High FDI companies frequently look unattractive during years 1-3 because implementation labor appears before repeatability does. Gross margins compress early. Deployment teams scale before product teams stabilize. Services revenue rises before recurring software revenue matures. Customer concentration initially remains high because deployments are operationally intensive.
Traditional SaaS frameworks interpret many of these signals negatively. Yet these same companies may simultaneously accumulate assets that are substantially harder to replicate later: workflow ownership, operational trust, deployment history, edge case datasets, escalation logic, audit systems, exception handling infrastructure, and organization-specific process knowledge.
Deployment learning compounds
The deployment phase itself increasingly behaves like proprietary data acquisition.
Every deployment improves routing logic. Every edge case improves evaluation systems. Every escalation improves workflow reliability. Every regulated environment improves auditability. Over time, the company accumulates operational knowledge that generalized software vendors cannot easily reproduce through model access alone.
That operational learning compounds.
This may ultimately become one of the defining economic differences between low FDI and high FDI AI markets.
Low FDI categories may remain structurally competitive because model capability diffuses quickly, switching costs remain limited, and workflow reconstruction burdens stay low. Product velocity and distribution likely dominate outcomes.
High FDI markets may concentrate much more aggressively over time. High FDI markets may resemble defence, infrastructure, or systems markets more than traditional SaaS markets.
The company that processes 10 million insurance edge cases, industrial defects, radiology exceptions, infrastructure incidents, or enterprise governance escalations may accumulate operational knowledge that becomes increasingly difficult for later entrants to replicate quickly. The deployment history itself improves future deployments. The workflow knowledge improves implementation speed. The audit structures improve reliability. The edge case corpus improves automation quality.
The moat increasingly sits inside the workflow.
Enterprise AI may invert traditional SaaS assumptions
For the last 15 years, software markets generally rewarded standardization. Low implementation burden, rapid onboarding, minimal services intensity, and high gross margins often signaled product quality.
Enterprise AI may partially invert those assumptions in high FDI markets.
Implementation heavy companies may initially look operationally messy precisely because they are accumulating deployment learning that later strengthens workflow ownership. Services intensity during early deployment phases may correlate positively with long-term defensibility in regulated or operationally complex categories.
That does not mean every services heavy AI company becomes durable software. Many will remain implementation firms with limited repeatability.

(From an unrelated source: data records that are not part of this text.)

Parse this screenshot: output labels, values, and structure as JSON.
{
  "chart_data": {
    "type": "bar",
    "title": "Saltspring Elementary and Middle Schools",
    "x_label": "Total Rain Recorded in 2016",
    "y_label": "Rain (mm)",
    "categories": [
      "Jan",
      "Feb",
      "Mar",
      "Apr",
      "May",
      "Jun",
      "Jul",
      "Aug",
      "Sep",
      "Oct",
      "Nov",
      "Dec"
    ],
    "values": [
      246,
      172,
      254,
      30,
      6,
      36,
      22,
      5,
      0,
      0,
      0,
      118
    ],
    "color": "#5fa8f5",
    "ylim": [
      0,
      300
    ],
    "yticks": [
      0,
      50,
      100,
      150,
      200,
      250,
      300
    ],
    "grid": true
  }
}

The important distinction is whether deployment learning converts into standardized operational infrastructure over time.
The org chart increasingly reveals more than the demo
This also explains a hiring pattern that still appears underappreciated across much of venture investing.
Several enterprise AI startups are now hiring forward deployed engineers, workflow architects, implementation specialists, evaluation teams, human in the loop QA teams, policy operators, and domain specific deployment staff earlier than traditional SaaS companies typically would. In some sectors, deployment engineering headcount now scales faster than core product engineering during early commercialization phases.
The organizational chart increasingly reveals more than the product demo. That operating structure increasingly appears across enterprise AI, particularly in regulated or operationally complex sectors where reliability matters more than generalized software abstraction.
The next moat may sit inside the workflow
In high FDI markets, deployment learning may compound faster than model differentiation. The companies that control the workflow may ultimately control the category.